Deslizamento de terra em estrada da Guatemala em que várias pessoas ficaram desaparecidas
AP
Deslizamento de terra em estrada da Guatemala em que várias pessoas ficaram desaparecidas

Segundo o último relatório da Conred, as chuvas que caíram na Guatemala desde a quinta-feira passada vitimaram 45 pessoas, além de deixarem 15 desaparecidos, 50 feridos e cerca de 43 mil em situação de risco.

O presidente da Guatemala, Álvaro Colom, disse que o estado de calamidade, decretado em junho deste ano após a passagem devastadora da tempestade tropical "Agatha", que deixou 165 mortos e perdas estimadas em quase US$ 1 bilhão, se manterá até que tenha fim a época de chuvas, em outubro.

O governante, que também declarou três dias de luto nacional pelos 45 guatemaltecos mortos, pediu que a população evite viagens desnecessárias pelas estradas, para não correrem o risco de ser vítimas de novos deslizamentos.

As inundações e os deslocamentos de terra causados pelas chuvas na Guatemala deixaram grandes perdas econômicas na agricultura e no comércio, segundo fontes oficiais e empresariais.

Um relatório preliminar do Ministério da Agricultura, Pecuária e Alimentação calcula em 25,8 milhões de quetzais (US$ 3,22 milhões) as perdas nos cultivos pelas chuvas dos últimos quatro dias.

De acordo com Colom, só nas plantações de milho o prejuízo é de 1,3 milhão de quintais (58,5 mil toneladas), desde a passagem de "Agatha" até o momento.

O presidente da Câmara de Comércio, Jorge Briz, avaliou, em declarações publicadas nesta terça-feira pela imprensa local, que o impacto das chuvas no âmbito comercial supera os 100 milhões de quetzais (US$ 12,5 milhões).

O vice-presidente da Federação de Transportes Centro-Americanos (Fetransca), Héctor Fajardo, disse que os deslizamentos nas estradas mantêm bloqueados 400 caminhões com produtos, o que representa perdas no valor de 96 milhões de quetzais (US$ 12 milhões) diários.
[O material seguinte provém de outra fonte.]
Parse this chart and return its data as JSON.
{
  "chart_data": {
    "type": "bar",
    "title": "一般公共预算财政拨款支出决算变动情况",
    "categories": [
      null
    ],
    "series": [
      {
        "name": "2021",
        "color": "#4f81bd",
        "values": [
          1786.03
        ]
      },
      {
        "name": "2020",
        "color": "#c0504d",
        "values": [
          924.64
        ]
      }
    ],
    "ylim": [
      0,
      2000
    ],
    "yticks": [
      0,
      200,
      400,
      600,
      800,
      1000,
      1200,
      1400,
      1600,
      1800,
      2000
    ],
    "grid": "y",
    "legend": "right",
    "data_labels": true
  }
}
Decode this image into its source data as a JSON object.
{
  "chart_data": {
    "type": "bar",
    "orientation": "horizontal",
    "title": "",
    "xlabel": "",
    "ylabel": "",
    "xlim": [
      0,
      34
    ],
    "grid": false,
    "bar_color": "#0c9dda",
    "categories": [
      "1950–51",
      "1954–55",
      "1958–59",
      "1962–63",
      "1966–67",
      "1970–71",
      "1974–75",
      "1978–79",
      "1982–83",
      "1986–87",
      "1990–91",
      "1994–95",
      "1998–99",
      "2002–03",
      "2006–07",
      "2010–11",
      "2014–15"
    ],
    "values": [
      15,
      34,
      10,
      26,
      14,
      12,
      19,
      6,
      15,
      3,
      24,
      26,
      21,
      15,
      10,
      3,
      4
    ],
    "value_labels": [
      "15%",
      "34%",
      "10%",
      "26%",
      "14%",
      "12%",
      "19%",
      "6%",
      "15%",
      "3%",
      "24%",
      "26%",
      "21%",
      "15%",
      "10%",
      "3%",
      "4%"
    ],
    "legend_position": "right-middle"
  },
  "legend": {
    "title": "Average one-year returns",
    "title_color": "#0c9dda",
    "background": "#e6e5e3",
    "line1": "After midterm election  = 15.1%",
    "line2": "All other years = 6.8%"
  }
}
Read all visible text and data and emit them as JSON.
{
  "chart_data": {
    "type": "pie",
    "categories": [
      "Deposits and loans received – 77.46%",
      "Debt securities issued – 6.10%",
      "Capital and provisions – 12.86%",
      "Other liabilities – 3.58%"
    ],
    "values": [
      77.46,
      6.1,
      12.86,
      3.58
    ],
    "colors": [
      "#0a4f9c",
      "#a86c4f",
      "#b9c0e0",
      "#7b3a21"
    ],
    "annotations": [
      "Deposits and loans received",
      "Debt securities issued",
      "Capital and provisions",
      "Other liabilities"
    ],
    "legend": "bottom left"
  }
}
O presidente da Gremial do Transporte Extraurbano de Passageiros, Milton Mendoza, por sua vez, estima as perdas diárias em 10 milhões de quetzais (US$ 1,25 milhão), já que a maior parte dos veículos deixou de trabalhar por causa dos deslizamentos.

O Ministério das Comunicações informou nesta terça-feira que os maiores problemas nas comunicações urbanas são registrados na estrada Interamericana, onde houve 17 deslizamentos que impedem o trânsito do transporte de carga e de passageiros ao longo do país.

A pasta também dá conta de danos em 69 pontes em toda a Guatemala, uma delas a Motagua, na fronteira do país com Honduras, pelo departamento caribenho de Izabal.

O presidente, que nas próximas horas deve quantificar os danos, lamentou que os efeitos da mudança climática afetem principalmente "os mais pobres" e lembrou que, segundo as previsões do Instituto Nacional de Meteorologia, as chuvas se intensificarão em setembro e outubro.

Nesse sentido, o ministro guatemalteco de Ambiente, Luis Ferraté, assegurou que a situação atual é apenas o início da mudança climática.

"O que é preocupante e degradante é que exista um desinteresse total pela vida e, pior ainda, é que até o momento não tenha sido aprovado um orçamento para fazer as coisas bem", disse, referindo-se à demora na aprovação do Congresso para a liberação dos 1,3 bilhão de quetzais (US$ 162 milhões) que o Governo solicitou para fazer frente à emergência.